«И только небу известно, куда исчезает время в Париже».
«Улицы Парижа меня чрезвычайно волнуют – я так рада быть здесь».
Она жила в Париже немногим меньше года, но пока она была здесь, она прониклась городом до мозга костей. Она была молода, а Париж – это то место, где лучше всего быть молодым, энергичный город с головокружительной энергией 1920-х, он жил за счет художников, писателей, музыкантов и всего того дерзкого и прекрасного, что они создали. Так как она писала родителям, то в отдельных случаях упускала самые интересные подробности, но все равно была неожиданно искренней – она написала о том, как встречалась одновременно с американцем и французом, описывала кафе и бары, в которых была, признавалась в том, что оставалась на танцах всю ночь, а утром, пошатываясь, шла на работу. Однажды она послала им фото себя, к сожалению, утерянное навсегда, она написала, что на нем она выглядит «как конечная стадия ночи, проведенной в баре, – и вполне возможно, что именно тогда оно и было снято.
Если вы читаете об эпохе джаза в Париже, очень сложно не захотеть там оказаться, и письма моей бабушки также подействовали на меня. Пока я их читала, я начала придумывать историю о женщине, которая отправилась в Париж, нарушая правила своей семьи, а также меняя свои представления о самой себе, чтобы построить жизнь, которую ей хотелось прожить, и все это происходит в исторический момент, когда возможность изменить свою жизнь появилась у многих женщин. Но мне хотелось написать эту историю со знанием дела. Впоследствии Париж стал важнейшей частью истории Марджи в «Свете Парижа».
Так что я отправилась по следам моей бабушки с целью изучить ее историю, чтобы создать свою собственную.
В целях исследования я вознамерилась в точности повторить маршрут моей бабушки. Так что мы направились из Нью-Йорка в Саутгемптон в Англии, что оказалось намного веселее, чем это звучит. Потом мы сели в поезд до Лондона и потом прибыли в Дувр, что звучит почти так же весело, и, наконец, паром до Кале и еще один поезд до Парижа, что было еще менее весело, в основном потому, что к этому времени мы уже очень-очень устали.
Идея путешествовать а-ля 1923 год казалась очень романтичной, но я должна вам сказать, из своего горького опыта, что насколько бы отстойным ни был перелет на самолете, это вполовину не так плохо, как поездка длиной в десять дней, вместо десяти часов.
Но мы наконец-то прибыли, и я начала свое приключение с целью исследовать Париж, как это сделала моя бабушка.
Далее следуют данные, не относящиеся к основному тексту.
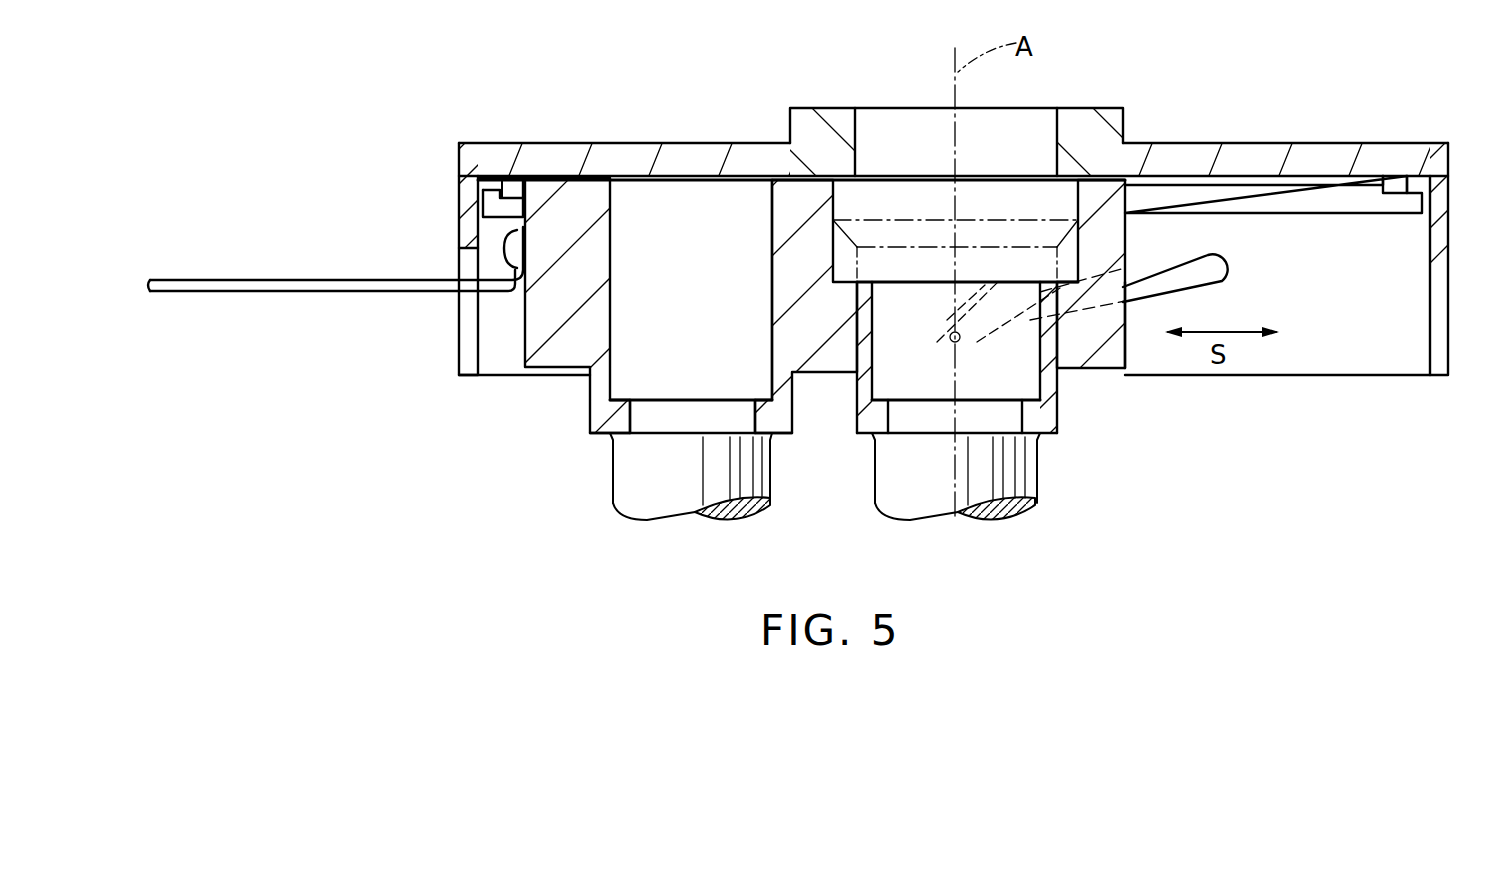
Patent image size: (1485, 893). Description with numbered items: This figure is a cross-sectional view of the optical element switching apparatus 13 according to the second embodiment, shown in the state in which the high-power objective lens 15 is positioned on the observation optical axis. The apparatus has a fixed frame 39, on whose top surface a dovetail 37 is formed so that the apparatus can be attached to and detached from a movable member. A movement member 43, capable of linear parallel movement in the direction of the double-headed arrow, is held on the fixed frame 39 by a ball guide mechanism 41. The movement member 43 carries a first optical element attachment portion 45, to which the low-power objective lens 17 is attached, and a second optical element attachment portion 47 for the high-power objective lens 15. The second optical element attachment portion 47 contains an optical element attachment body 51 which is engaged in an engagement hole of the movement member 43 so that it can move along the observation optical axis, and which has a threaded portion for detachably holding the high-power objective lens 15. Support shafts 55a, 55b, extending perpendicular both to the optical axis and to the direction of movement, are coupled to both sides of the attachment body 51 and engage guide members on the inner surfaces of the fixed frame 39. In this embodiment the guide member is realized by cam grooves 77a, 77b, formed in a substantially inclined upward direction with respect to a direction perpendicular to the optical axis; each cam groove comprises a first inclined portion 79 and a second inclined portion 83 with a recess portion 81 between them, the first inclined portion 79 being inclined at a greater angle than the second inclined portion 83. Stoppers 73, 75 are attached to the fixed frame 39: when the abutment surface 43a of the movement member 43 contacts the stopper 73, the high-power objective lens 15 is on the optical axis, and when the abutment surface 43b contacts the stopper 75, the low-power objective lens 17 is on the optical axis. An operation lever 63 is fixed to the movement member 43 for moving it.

The optical element switching apparatus 13 is at (1212, 105).
The high-power objective lens 15 is at (1040, 490).
The low-power objective lens 17 is at (610, 486).
The dovetail 37 is at (814, 108).
The fixed frame 39 is at (683, 143).
The ball guide mechanism 41 is at (1316, 185).
The movement member 43 is at (523, 340).
The abutment surface 43a is at (483, 203).
The abutment surface 43b is at (1130, 338).
The first optical element attachment portion 45 is at (590, 410).
The second optical element attachment portion 47 is at (1075, 410).
The optical element attachment body 51 is at (852, 402).
The support shaft 55a is at (950, 350).
The support shaft 55b is at (966, 302).
The operation lever 63 is at (263, 280).
The stopper 73 is at (507, 176).
The stopper 75 is at (1394, 176).
The cam groove 77a is at (1232, 268).
The cam groove 77b is at (1077, 294).
The first inclined portion 79 is at (963, 292).
The recess portion 81 is at (1024, 324).
The second inclined portion 83 is at (1168, 244).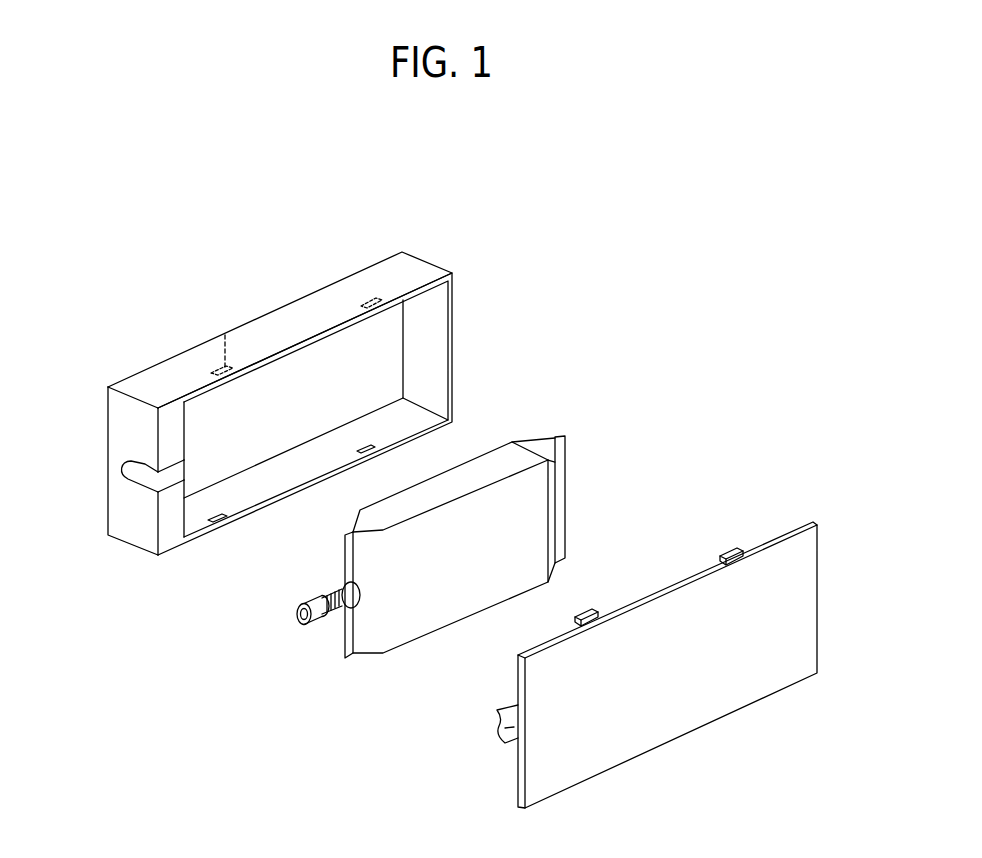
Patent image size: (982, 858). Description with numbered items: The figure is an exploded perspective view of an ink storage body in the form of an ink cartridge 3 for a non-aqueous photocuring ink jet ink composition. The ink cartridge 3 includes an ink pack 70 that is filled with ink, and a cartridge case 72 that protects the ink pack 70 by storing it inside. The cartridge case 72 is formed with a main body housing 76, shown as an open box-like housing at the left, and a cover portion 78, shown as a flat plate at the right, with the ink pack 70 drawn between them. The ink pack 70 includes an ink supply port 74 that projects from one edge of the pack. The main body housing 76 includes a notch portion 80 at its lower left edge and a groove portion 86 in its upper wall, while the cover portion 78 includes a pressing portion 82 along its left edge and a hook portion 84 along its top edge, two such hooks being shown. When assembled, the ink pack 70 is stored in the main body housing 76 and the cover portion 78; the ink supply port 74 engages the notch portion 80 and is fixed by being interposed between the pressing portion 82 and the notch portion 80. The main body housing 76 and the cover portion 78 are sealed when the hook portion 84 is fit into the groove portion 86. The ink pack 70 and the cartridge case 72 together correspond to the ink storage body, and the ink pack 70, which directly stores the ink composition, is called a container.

The ink cartridge 3 is at (548, 173).
The ink pack 70 is at (497, 443).
The cartridge case 72 is at (778, 241).
The ink supply port 74 is at (318, 625).
The main body housing 76 is at (437, 265).
The cover portion 78 is at (819, 535).
The notch portion 80 is at (126, 472).
The pressing portion 82 is at (512, 728).
The hook portion 84 is at (585, 609).
The groove portion 86 is at (368, 300).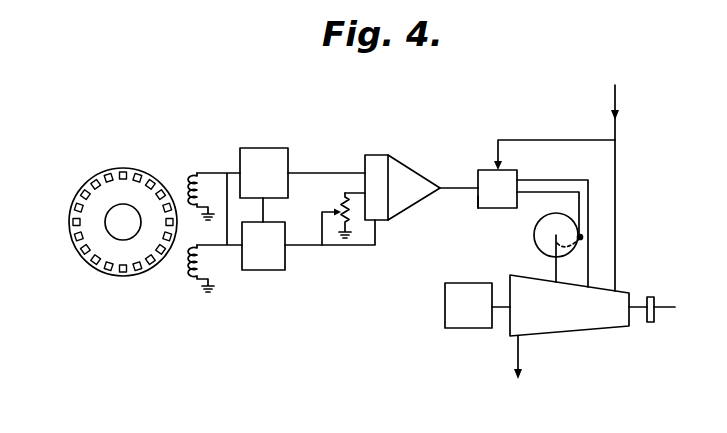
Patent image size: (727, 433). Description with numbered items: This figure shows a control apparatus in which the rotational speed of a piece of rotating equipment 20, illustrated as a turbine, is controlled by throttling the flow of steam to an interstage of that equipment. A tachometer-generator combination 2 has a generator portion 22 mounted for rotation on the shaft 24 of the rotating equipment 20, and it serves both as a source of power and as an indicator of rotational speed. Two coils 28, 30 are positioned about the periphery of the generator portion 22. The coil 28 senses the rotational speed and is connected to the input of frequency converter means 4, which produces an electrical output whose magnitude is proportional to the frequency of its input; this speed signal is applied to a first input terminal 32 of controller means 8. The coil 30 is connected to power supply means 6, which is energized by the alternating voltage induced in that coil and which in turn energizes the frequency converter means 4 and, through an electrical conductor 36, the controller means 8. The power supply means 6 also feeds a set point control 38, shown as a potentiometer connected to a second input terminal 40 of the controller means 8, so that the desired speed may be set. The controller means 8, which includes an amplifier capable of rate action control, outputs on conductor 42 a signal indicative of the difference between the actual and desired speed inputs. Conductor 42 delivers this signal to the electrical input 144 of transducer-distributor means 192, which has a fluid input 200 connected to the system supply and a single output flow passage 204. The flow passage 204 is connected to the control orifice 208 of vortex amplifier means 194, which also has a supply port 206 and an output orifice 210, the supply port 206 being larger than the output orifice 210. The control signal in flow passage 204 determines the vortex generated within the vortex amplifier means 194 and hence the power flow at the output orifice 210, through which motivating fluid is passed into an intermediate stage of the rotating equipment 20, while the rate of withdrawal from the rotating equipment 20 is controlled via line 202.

The tachometer-generator combination 2 is at (72, 180).
The generator portion 22 is at (112, 236).
The coil 28 is at (189, 176).
The coil 30 is at (188, 272).
The frequency converter means 4 is at (262, 148).
The power supply means 6 is at (258, 271).
The first input terminal 32 is at (309, 172).
The electrical conductor 36 is at (378, 228).
The set point control 38 is at (342, 203).
The second input terminal 40 is at (349, 193).
The controller means 8 is at (412, 170).
The conductor 42 is at (455, 187).
The electrical input 144 is at (478, 196).
The transducer-distributor means 192 is at (517, 173).
The fluid input 200 is at (552, 140).
The line 202 is at (563, 180).
The output flow passage 204 is at (577, 193).
The control orifice 208 is at (580, 213).
The supply port 206 is at (583, 240).
The vortex amplifier means 194 is at (534, 233).
The output orifice 210 is at (555, 273).
The rotating equipment 20 is at (552, 336).
The shaft 24 is at (636, 308).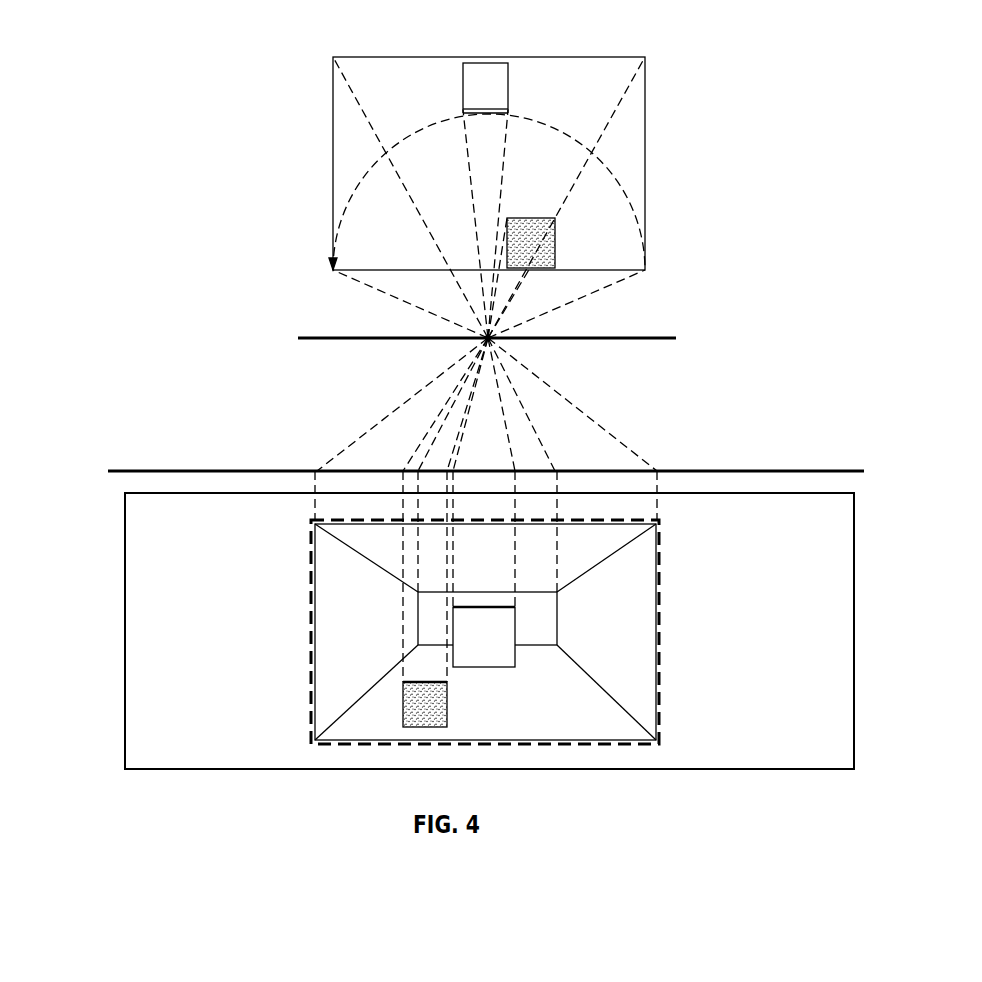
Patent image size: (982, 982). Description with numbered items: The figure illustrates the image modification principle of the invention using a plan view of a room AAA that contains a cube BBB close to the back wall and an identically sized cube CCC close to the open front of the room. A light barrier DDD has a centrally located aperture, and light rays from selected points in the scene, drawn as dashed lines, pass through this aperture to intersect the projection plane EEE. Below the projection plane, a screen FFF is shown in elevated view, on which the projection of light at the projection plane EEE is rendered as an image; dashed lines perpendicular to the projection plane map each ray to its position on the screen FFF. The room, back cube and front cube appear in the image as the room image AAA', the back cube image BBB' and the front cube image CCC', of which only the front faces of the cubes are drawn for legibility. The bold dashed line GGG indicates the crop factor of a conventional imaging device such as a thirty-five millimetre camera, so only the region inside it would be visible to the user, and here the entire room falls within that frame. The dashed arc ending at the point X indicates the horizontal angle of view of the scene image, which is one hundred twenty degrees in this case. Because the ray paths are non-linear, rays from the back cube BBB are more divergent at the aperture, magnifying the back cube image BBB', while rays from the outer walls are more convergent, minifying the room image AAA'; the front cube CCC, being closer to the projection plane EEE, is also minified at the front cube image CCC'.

The room AAA is at (465, 163).
The cube close to the back wall BBB is at (460, 88).
The cube close to the front of the room CCC is at (556, 243).
The end of dashed arc X is at (323, 276).
The light barrier DDD is at (460, 338).
The projection plane EEE is at (461, 469).
The screen FFF is at (465, 631).
The crop factor frame GGG is at (508, 639).
The image of the room AAA' is at (452, 632).
The image of the back cube BBB' is at (510, 645).
The image of the front cube CCC' is at (453, 705).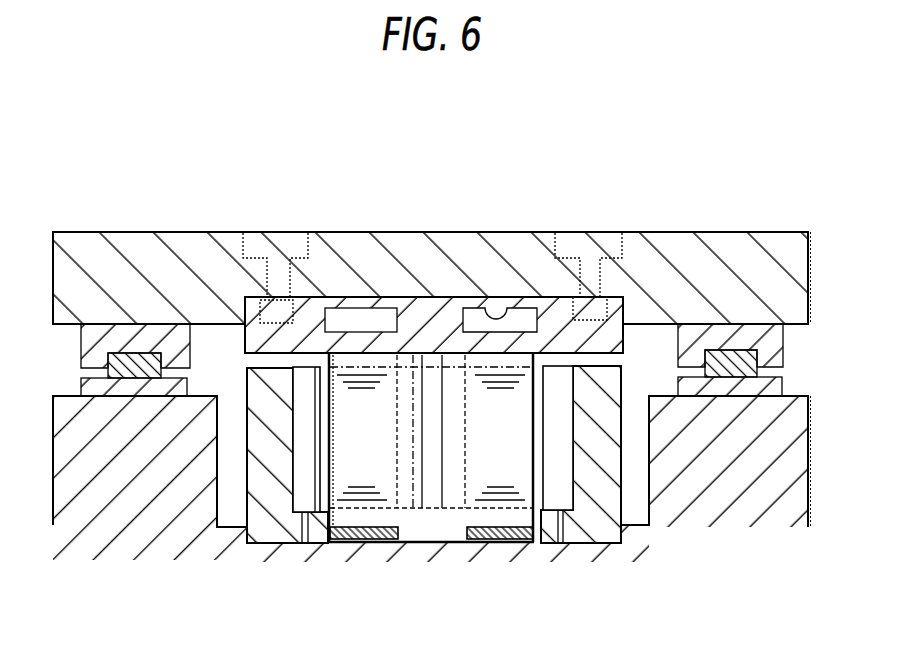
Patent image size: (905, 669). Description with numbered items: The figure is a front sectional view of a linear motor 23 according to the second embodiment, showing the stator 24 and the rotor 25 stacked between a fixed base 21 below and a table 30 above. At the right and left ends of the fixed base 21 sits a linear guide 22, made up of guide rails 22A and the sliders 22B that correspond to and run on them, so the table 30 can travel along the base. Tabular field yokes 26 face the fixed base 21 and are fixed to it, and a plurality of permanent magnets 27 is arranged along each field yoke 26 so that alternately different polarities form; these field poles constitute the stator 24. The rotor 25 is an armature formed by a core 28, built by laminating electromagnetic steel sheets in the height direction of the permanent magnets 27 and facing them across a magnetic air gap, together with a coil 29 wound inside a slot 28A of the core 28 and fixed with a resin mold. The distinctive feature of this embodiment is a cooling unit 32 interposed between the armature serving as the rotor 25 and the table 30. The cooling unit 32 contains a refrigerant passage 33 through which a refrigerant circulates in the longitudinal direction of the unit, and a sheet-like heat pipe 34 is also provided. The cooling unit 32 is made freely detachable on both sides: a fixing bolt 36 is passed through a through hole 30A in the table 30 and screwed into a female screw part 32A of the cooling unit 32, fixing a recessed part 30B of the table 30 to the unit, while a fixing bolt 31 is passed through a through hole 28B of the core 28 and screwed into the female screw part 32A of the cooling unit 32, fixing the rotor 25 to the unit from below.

The fixed base 21 is at (147, 495).
The linear guide 22 is at (725, 266).
The guide rail 22A is at (720, 352).
The slider 22B is at (697, 327).
The linear motor 23 is at (447, 392).
The stator 24 is at (638, 517).
The rotor 25 is at (455, 510).
The field yoke 26 is at (283, 530).
The permanent magnet 27 is at (310, 522).
The core 28 is at (521, 462).
The slot 28A is at (398, 520).
The through hole 28B is at (442, 400).
The coil 29 is at (516, 522).
The table 30 is at (636, 250).
The through hole 30A is at (596, 320).
The recessed part 30B is at (549, 296).
The fixing bolt 31 is at (432, 508).
The cooling unit 32 is at (434, 269).
The female screw part 32A is at (278, 323).
The refrigerant passage 33 is at (496, 302).
The sheet-like heat pipe 34 is at (362, 545).
The fixing bolt 36 is at (253, 250).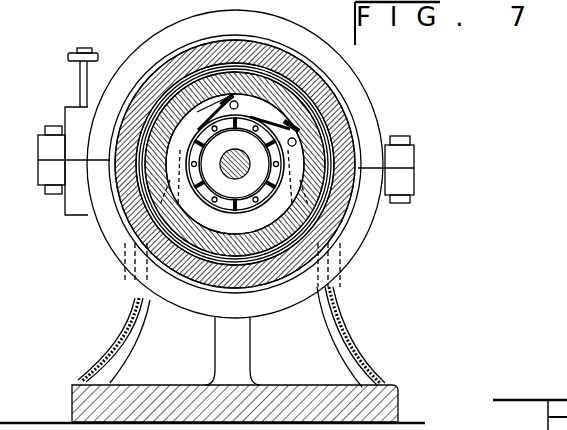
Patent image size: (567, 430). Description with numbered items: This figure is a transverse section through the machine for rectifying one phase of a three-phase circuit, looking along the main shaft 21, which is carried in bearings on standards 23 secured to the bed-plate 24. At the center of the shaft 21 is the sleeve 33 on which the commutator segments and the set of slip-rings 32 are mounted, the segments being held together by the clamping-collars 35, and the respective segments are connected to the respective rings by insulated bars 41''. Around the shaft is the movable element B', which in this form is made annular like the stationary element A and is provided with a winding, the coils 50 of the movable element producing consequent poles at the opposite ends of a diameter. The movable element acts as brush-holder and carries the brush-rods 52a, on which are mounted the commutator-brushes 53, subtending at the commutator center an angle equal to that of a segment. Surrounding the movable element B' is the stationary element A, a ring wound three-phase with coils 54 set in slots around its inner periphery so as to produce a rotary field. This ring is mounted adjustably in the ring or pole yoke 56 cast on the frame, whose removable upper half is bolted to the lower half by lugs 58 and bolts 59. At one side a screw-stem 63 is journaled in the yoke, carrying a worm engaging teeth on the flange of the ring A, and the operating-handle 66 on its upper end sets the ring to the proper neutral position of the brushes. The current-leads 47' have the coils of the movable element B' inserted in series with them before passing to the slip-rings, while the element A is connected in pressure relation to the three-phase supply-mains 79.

The main shaft 21 is at (235, 164).
The standards 23 is at (256, 351).
The bed-plate 24 is at (262, 386).
The set of slip-rings 32 is at (172, 177).
The sleeve 33 is at (246, 164).
The clamping-collars 35 is at (234, 164).
The insulated bars 41'' is at (287, 183).
The current-leads 47' is at (231, 337).
The coils or windings 50 is at (232, 244).
The brush-rods 52a is at (242, 104).
The commutator-brushes 53 is at (156, 68).
The coils 54 is at (345, 118).
The ring or pole yoke 56 is at (355, 88).
The lugs 58 is at (40, 140).
The bolts 59 is at (55, 191).
The screw-stem 63 is at (80, 80).
The operating-handle 66 is at (79, 53).
The three-phase supply-mains or bus-bars 79 is at (238, 423).
The stationary element A is at (345, 225).
The movable element B' is at (235, 164).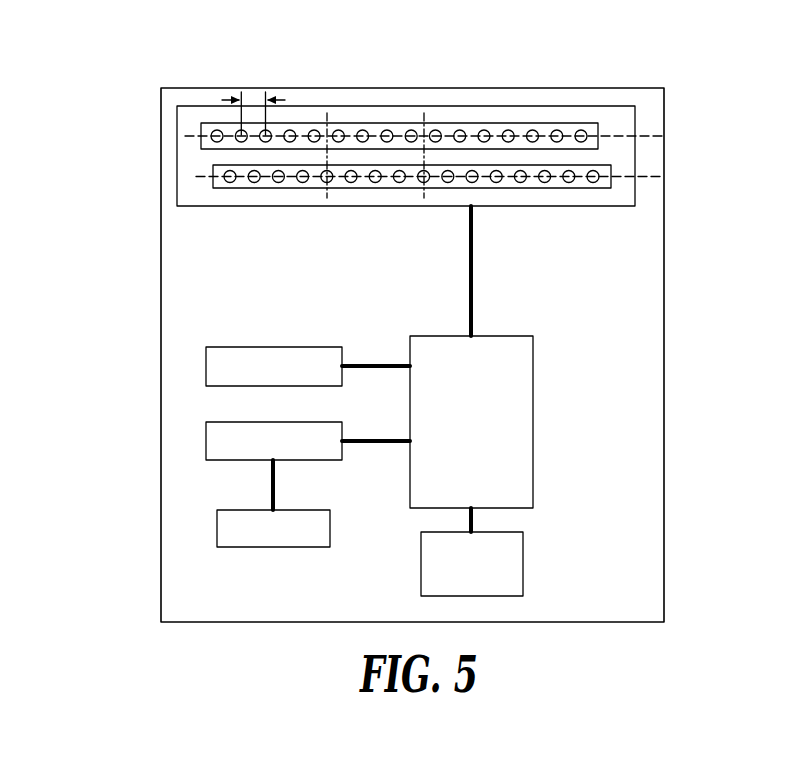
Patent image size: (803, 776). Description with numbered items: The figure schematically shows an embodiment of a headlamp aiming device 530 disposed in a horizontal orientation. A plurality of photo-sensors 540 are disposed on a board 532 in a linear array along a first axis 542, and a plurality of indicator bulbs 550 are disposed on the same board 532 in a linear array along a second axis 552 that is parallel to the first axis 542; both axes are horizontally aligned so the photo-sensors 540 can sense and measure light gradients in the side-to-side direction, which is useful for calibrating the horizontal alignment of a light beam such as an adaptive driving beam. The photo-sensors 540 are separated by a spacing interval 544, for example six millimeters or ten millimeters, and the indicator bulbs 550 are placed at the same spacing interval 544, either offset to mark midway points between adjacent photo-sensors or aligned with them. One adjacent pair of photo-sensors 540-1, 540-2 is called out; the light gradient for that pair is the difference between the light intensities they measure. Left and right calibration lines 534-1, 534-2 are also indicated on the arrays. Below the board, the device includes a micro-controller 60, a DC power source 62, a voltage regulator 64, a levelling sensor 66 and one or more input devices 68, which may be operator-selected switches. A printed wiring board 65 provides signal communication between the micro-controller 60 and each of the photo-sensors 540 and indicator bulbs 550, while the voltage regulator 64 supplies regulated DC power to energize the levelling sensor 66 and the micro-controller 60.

Я составила список всех мест, о посещении которых она упоминала, – от Американской библиотеки, где она работала, до сада Музея Родена, где она каким-то образом умудрилась организовать свою собственную экскурсию, а также кафе, которые были популярны среди художников и эмигрантов в 1920-х. И я приступила к посещению этих мест. Каждый день я вставала, планировала, куда пойду, готовила свою камеру и блокнот и уходила изучать этот город.
С моим планом было только несколько проблем.
Прежде всего, если в Париж попасть вполне реально, то в Париж 1924 года – нет. Париж моей бабушки не был тем Парижем, в котором была я. Почти век отделял эти два города. Да взять хотя бы всю ту модернизацию, происходившую все эти годы, к лучшему или к худшему.
Во-вторых, я – не моя бабушка. Когда она отправилась в Париж, ей было слегка за двадцать, она была очаровательно наивна, да и к тому же почти девчонка в свои двадцать с чем-то. У нее была та самая невинность с широко раскрытыми глазами, которая делает первую поездку за рубеж такой восхитительной, и она вырвалась на свободу от своей традиционной, баловавшей ее семьи. Я, по сравнению с ней, была старой – почти под 40, тот возраст, когда единственное, от чего бежишь, это мрачная реальность, в которой, несмотря на все усилия, мы превращаемся в наших родителей.
Да и потом, конечно, был Париж.
В первую неделю в Париже я чувствовала себя хорошо. Но потом понемногу я стала понимать, что была несчастлива там. Здания были прелестными, но из-за архитектурной стандартизации, навязанной городу Бароном Османом, большие районы его выглядели удручающе одинаковыми.
Еда была хорошей. Просто хорошей.
Парижане были не настолько грубы, как я об этом была наслышана, но и особо милыми они тоже не были, тем не менее, Боже милостивый, это те люди, которые знают, как носить шарфы. И везде были толпы народа, толпы.
Музеи были настолько заполнены, что едва удавалось рассмотреть картины. Кафе были настолько полны посетителей, что все в них сидели в тесноте, соприкасаясь локтями с сидящими рядом. Курить в помещениях было запрещено, поэтому все курильщики ели за прелестными столиками на летних площадках, в то время как некурящие толпились внутри.